The last possible point of contact between us and and a spider, that last
period when we still shared code, was about 540-570 million years ago
(although it could actually be quite a bit earlier than that). This era was
called the "Cambrian Explosion". It was the time of the invention of the
basic body plans of all multicellular animals (the Metazoa). Spiders and
wasps and lobsters use an exoskeleton; we use an endoskeleton. Otherwise, we
still share an enormous amount of common code. Our musculature is similar,
our eyes see much the same, etc.

After saying all of that, and because we demand technical excellence on this
list, let me get to the point (if anybody cares :-): Within Insecta (a
Class), there are multiple Orders. Only the Order Homoptera (meaning "equal
wings") are scientifically said to be Bugs. This order includes stink bugs,
cicadas, leaf-hoppers, aphids, etc. Other insects with common names such as
lady bugs are actually beetles [Order Coleoptera ("hard wings")]. Similarly,
a sawfly is actually in the Order Hymenoptera ("membranous wings") and a
butterfly is in the Order Lepidoptera ("scaled wings"). Neither is in the
Order Diptera ("two wings"), which are the true flies.

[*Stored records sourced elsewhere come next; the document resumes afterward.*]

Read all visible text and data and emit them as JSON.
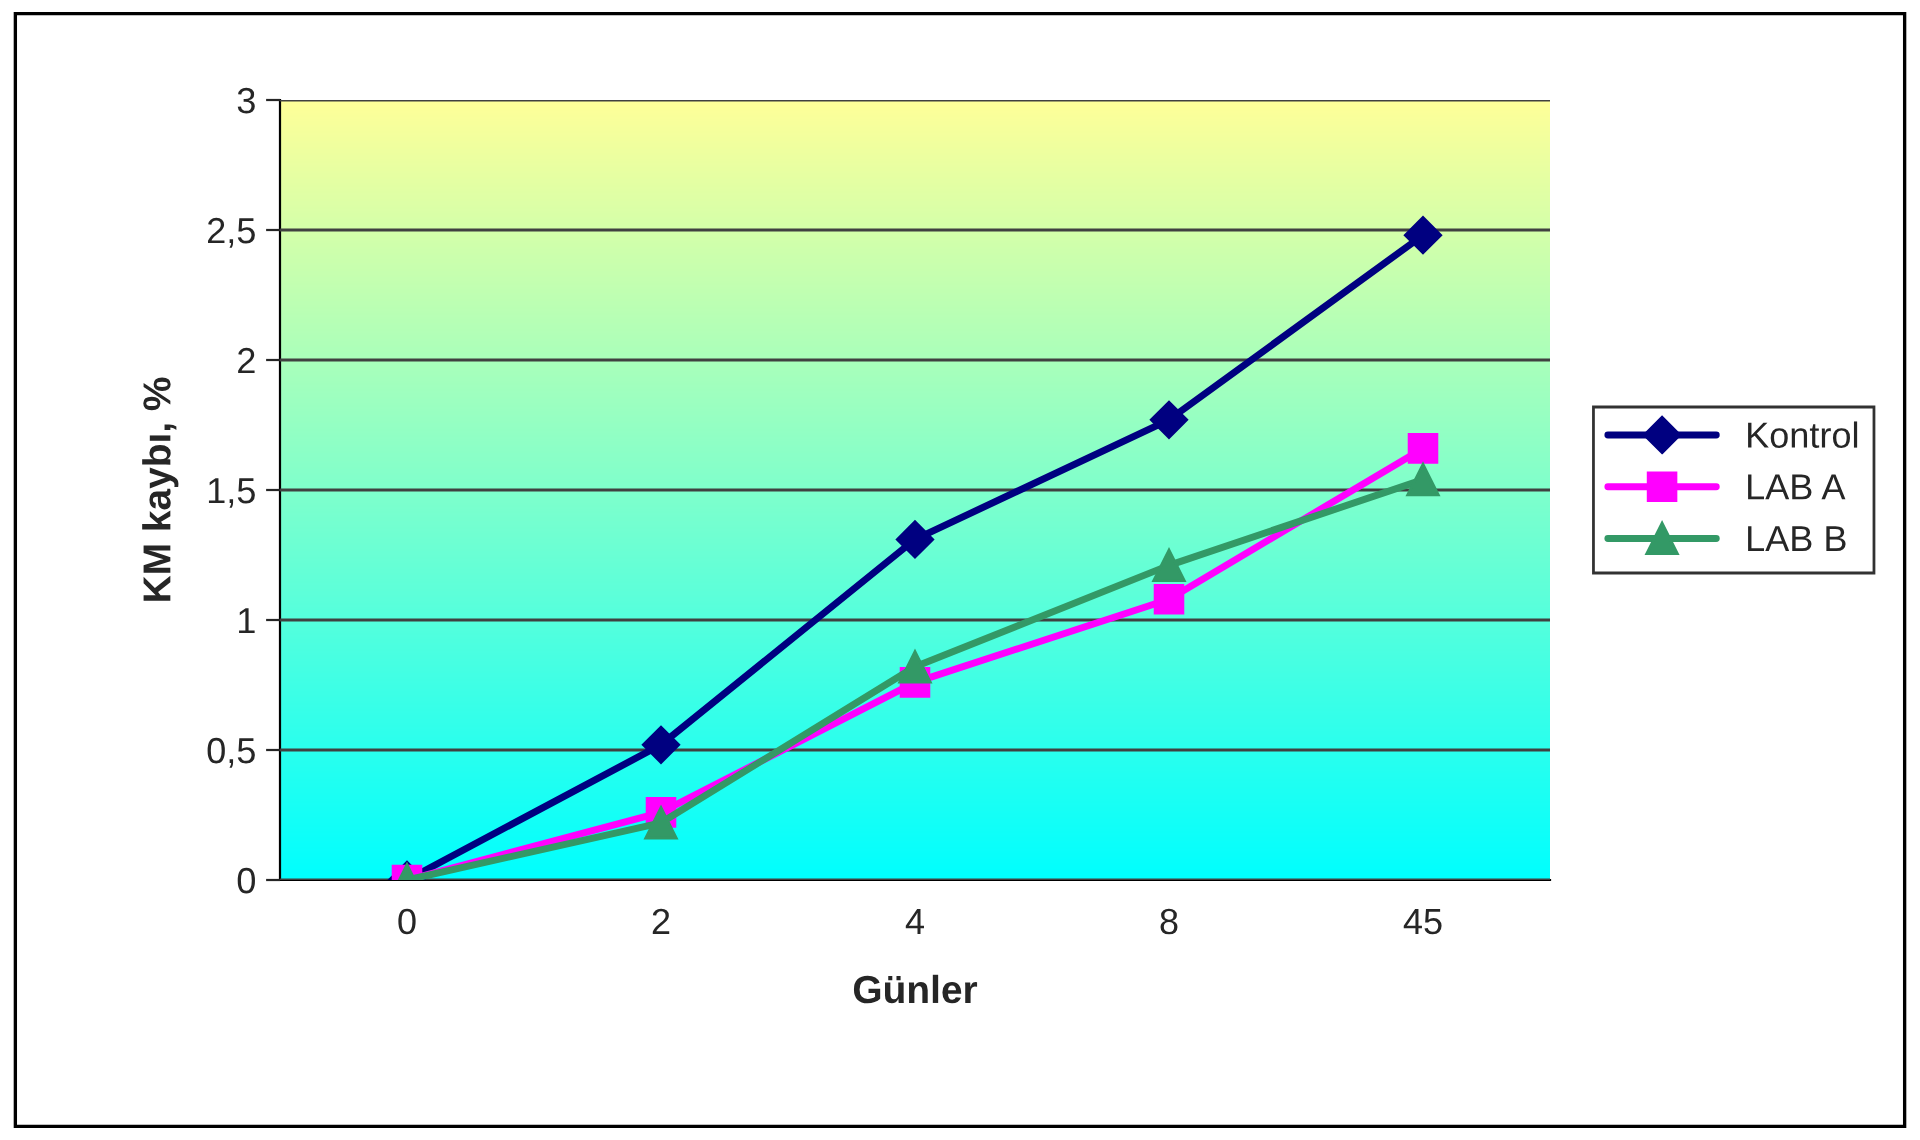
{
  "chart_data": {
    "type": "line",
    "xlabel": "Günler",
    "ylabel": "KM kaybı, %",
    "categories": [
      "0",
      "2",
      "4",
      "8",
      "45"
    ],
    "series": [
      {
        "name": "Kontrol",
        "color": "#000080",
        "marker": "diamond",
        "values": [
          0,
          0.52,
          1.31,
          1.77,
          2.48
        ]
      },
      {
        "name": "LAB A",
        "color": "#ff00ff",
        "marker": "square",
        "values": [
          0,
          0.26,
          0.76,
          1.08,
          1.66
        ]
      },
      {
        "name": "LAB B",
        "color": "#339966",
        "marker": "triangle",
        "values": [
          0,
          0.22,
          0.82,
          1.21,
          1.54
        ]
      }
    ],
    "ylim": [
      0,
      3
    ],
    "yticks": [
      {
        "value": 0,
        "label": "0"
      },
      {
        "value": 0.5,
        "label": "0,5"
      },
      {
        "value": 1,
        "label": "1"
      },
      {
        "value": 1.5,
        "label": "1,5"
      },
      {
        "value": 2,
        "label": "2"
      },
      {
        "value": 2.5,
        "label": "2,5"
      },
      {
        "value": 3,
        "label": "3"
      }
    ],
    "grid": "y",
    "legend": "right",
    "line_style": "solid"
  }
}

By these simple measures, a spider is a long ways from a bug. But if you want
to see an animal that is a spider (at least in some people's lists), but one
that you might never think of in that manner, look at a horseshoe crab.
There's a page for an elementary school on the web that has some excellent
pictures. It's at:

     http://globalclassroom.org/hshoe.html

Horseshoe crabs have remained essentially unchanged for a third of billion
years -- and their larvae look so much like trilobites that they're called
the "trilobitic phase", pushing their obvious heritage back to a full
half-billion years, right to the edge of the Cambrian Explosion.

Wirt Atmar

PS: further off the topic, helicopter(a) means "rotary wings".